Greater Expected Outcome

Solution & Explanation

To determine which scenario yields a higher expected outcome, we must compare the expected values of two different processes:

1. Squaring a Single Number:

   • Select a single number, $X$, uniformly from the set $\{1, 2, ..., N\}$.
   • Compute the expected value of $X^2$.

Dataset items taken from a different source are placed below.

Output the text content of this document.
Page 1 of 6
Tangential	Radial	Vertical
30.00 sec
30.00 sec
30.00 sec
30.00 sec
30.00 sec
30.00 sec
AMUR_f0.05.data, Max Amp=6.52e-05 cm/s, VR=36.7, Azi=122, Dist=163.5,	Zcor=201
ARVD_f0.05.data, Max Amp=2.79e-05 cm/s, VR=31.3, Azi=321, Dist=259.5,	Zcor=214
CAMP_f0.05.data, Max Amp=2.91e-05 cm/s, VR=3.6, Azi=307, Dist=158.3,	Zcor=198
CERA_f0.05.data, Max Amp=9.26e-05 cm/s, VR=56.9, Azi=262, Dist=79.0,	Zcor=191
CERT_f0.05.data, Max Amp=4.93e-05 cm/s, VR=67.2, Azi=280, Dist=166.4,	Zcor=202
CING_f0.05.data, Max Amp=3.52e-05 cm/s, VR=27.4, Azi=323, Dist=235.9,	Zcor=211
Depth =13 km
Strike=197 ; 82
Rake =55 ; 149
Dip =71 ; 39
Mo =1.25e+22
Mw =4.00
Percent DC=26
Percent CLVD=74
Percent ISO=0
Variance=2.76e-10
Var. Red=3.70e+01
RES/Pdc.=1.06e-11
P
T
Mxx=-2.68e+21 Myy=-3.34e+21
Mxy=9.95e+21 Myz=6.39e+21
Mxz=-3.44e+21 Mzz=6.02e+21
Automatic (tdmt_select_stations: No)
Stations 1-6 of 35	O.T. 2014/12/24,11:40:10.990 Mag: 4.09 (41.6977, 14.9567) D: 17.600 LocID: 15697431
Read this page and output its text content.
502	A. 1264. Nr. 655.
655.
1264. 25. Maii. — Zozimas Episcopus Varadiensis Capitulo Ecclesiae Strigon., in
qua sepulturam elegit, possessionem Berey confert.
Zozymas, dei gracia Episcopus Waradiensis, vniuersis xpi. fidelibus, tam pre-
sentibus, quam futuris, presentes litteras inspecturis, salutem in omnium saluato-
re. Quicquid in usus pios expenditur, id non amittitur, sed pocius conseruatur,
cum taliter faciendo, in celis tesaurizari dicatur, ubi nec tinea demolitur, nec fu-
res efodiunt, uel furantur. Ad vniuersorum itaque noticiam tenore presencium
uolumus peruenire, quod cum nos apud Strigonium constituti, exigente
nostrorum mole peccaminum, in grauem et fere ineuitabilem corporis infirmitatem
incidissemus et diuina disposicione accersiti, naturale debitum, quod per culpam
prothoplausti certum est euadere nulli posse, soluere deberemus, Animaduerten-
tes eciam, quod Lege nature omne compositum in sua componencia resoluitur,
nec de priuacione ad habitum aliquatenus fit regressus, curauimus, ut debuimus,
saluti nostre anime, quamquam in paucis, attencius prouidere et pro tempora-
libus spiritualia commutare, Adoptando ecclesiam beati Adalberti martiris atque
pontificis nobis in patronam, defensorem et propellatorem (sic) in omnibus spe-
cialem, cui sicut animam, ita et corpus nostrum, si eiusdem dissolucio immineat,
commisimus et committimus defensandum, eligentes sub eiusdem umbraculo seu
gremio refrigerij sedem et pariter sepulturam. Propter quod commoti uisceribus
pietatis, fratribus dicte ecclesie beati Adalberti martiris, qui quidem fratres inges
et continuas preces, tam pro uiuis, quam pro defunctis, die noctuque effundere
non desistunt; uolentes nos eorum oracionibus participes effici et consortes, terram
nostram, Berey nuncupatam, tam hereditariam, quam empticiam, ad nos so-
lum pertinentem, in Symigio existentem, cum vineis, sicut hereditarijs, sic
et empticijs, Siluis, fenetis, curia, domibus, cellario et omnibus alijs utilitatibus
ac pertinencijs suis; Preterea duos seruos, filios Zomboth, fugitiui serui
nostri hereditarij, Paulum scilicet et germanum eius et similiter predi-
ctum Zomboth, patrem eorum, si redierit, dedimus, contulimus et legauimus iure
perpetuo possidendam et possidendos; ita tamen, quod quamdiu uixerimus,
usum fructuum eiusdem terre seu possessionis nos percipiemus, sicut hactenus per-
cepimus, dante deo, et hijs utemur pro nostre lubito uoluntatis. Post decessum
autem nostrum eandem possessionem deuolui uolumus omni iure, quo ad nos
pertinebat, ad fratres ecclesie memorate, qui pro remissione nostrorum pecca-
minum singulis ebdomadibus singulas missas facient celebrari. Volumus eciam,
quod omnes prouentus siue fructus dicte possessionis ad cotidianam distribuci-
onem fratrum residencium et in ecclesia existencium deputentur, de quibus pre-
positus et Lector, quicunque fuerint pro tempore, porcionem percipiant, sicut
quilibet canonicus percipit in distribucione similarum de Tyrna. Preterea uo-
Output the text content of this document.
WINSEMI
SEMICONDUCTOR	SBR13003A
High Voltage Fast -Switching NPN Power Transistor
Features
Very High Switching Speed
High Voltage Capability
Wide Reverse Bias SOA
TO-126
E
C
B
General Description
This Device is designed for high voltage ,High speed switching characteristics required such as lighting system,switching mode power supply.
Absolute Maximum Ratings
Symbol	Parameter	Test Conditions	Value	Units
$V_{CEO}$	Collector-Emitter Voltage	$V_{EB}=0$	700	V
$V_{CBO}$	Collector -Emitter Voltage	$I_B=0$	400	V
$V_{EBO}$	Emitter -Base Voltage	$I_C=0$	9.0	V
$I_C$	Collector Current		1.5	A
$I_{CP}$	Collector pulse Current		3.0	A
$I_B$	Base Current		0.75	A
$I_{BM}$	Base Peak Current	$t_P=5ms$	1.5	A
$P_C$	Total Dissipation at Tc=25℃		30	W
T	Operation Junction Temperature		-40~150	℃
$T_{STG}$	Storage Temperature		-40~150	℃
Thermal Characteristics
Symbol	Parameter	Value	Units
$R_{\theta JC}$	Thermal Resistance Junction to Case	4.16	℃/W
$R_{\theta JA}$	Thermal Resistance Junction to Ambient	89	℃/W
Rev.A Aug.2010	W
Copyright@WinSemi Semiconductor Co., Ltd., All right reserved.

2. Multiplying Two Numbers:

   • Select two numbers, $X_1$ and $X_2$, independently and uniformly from the set $\{1, 2, ..., N\}$.
   • Compute the expected value of $X_1 \times X_2$.

Mathematical Formulation:

1. Expected Value of Squaring a Single Number:

• The expected value $E(X^2)$ is calculated as: $E(X^2) = \frac{1}{N} \sum_{x=1}^{N} x^2$

• Using the formula for the sum of squares: $\sum_{x=1}^{N} x^2 = \frac{N(N+1)(2N+1)}{6}$

• Thus, $E(X^2) = \frac{1}{N} \times \frac{N(N+1)(2N+1)}{6} = \frac{(N+1)(2N+1)}{6}$

2. Expected Value of Multiplying Two Numbers:

• The expected value $E(X_1 \times X_2)$ is: $E(X_1 \times X_2) = E(X_1) \times E(X_2)$

• Since $X_1$ and $X_2$ are independently drawn from the same distribution: $E(X) = \frac{1}{N} \sum_{x=1}^{N} x = \frac{N+1}{2}$

• Thus, $E(X_1 \times X_2) = \left(\frac{N+1}{2}\right)^2$

Comparing the Expected Values:

• Variance Insight:

  • The variance of a uniform distribution is given by: $Var(X) = E(X^2) - E(X)^2$

• From the variance formula, we know: $E(X^2) = Var(X) + E(X)^2$

• Since variance is always non-negative, it follows that: $E(X^2) \geq E(X)^2$

• Therefore, $E(X^2)$, which corresponds to squaring a single number, is always greater than or equal to $E(X_1 \times X_2)$, which corresponds to multiplying two numbers independently.

Conclusion:

The expected value of squaring a single number from 1 to $N$ is greater than the expected value of multiplying two independently drawn numbers from the same range. This is due to the inherent positive variance in the distribution, which ensures that $E(X^2)$ is greater than $E(X)^2$. Thus, the first scenario yields a higher expected outcome.